West and Central Africa are facing renewed outbreaks of Ebola virus disease (EVD) while facing ongoing pressures from the COVID-19 pandemic, which already has put a strain on national and international health resources.
International Medical Corps is responding in both areas of the continent with strong regional teams of technical experts to support those in need where it is needed most.
The Democratic Republic of the Congo (DRC)

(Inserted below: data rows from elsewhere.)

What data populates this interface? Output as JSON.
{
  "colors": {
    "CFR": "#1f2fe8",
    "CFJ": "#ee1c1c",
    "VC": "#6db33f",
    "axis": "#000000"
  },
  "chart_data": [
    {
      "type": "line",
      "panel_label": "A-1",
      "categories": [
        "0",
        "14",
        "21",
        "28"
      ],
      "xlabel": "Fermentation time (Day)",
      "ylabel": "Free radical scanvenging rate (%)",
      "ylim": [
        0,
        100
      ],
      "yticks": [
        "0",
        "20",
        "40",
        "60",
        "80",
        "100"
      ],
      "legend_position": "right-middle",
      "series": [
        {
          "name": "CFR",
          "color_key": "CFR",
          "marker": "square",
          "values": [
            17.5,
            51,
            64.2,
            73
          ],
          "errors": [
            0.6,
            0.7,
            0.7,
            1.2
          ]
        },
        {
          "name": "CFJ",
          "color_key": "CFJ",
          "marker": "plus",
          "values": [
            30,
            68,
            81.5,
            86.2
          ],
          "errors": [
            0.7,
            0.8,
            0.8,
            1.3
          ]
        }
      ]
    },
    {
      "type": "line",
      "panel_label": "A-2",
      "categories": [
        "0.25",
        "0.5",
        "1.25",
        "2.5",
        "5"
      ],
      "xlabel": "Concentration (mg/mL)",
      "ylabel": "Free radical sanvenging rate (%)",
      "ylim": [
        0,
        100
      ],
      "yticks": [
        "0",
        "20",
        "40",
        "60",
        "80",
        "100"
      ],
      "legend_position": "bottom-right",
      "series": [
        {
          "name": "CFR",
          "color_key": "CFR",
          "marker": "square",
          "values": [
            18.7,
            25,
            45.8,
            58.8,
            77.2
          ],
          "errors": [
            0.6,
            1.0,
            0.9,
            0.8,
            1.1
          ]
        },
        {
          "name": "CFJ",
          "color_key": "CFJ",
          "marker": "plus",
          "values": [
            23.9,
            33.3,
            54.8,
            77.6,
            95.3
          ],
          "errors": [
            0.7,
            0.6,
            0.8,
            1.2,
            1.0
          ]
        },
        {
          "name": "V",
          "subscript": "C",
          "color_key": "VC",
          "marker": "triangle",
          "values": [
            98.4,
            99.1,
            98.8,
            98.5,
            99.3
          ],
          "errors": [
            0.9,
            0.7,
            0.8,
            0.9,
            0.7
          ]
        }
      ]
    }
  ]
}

Nearly four months following the end of the DRC’s 11th outbreak in November 2020 in the western province of Équateur, a new outbreak of Ebola was confirmed in the northeastern province of North Kivu on February 7, when samples collected from a woman in her mid-forties were confirmed by the Ministry of Health (MOH) to be EVD. The patient passed away 72 hours later at a health facility in Katwa Health Zone, with symptoms of the virus. A test of the semen of her spouse, a known Ebola survivor, for EVD was reported to have returned negative just five months ago, yet such tests can sometimes show a false negative result. Preliminary results of genomic sequencing of the index case’s viral proteins suggest that this new outbreak—the 12th in the DRC—is linked to the first Ebola outbreak that occurred in this part of the country, which eventually grew to become the second-largest in history and required more than two years of concerted efforts to control. That outbreak claimed the lives of 2,287 of the 3,324 confirmed cases identified. The source of this reoccurrence (her spouse or some other source of infection) is still being investigated.
The index case, who came from Biena, sought care at a health facility in Katwa, where she passed away before the diagnosis could be made. In the course of her travels and during her stay at the hospital, several other people were exposed. Three confirmed cases have since surfaced (including a nurse who cared for one of the patients), two of whom have died. All but one of the confirmed cases—the nurse, who is still alive and responding well to treatment—had not received Ebola vaccine during the last outbreak.
The Republic of Guinea
On February 14, following seven cases (three confirmed and four probable, with one confirmed and four probable deaths) in the southeastern province of Nzérékoré, the government of Guinea declared an EVD outbreak. Initial results showed the presence of the virus in the town of Guéckédou—near where the initial case of the 2014 Ebola outbreak, in Meliandou, a rural village, was found.
This marks the first resurgence of the virus in the country since the devastating West Africa epidemic of 2014–2016. The government, under joint direction of the Ministry of Health (MoH) and the National Agency for Health Security (ANSS), reactivated its Ebola response technical committee, and deployed to start active containment efforts. Because Nzérékoré borders Sierra Leone and Liberia, the threat of cross-border outbreaks is high.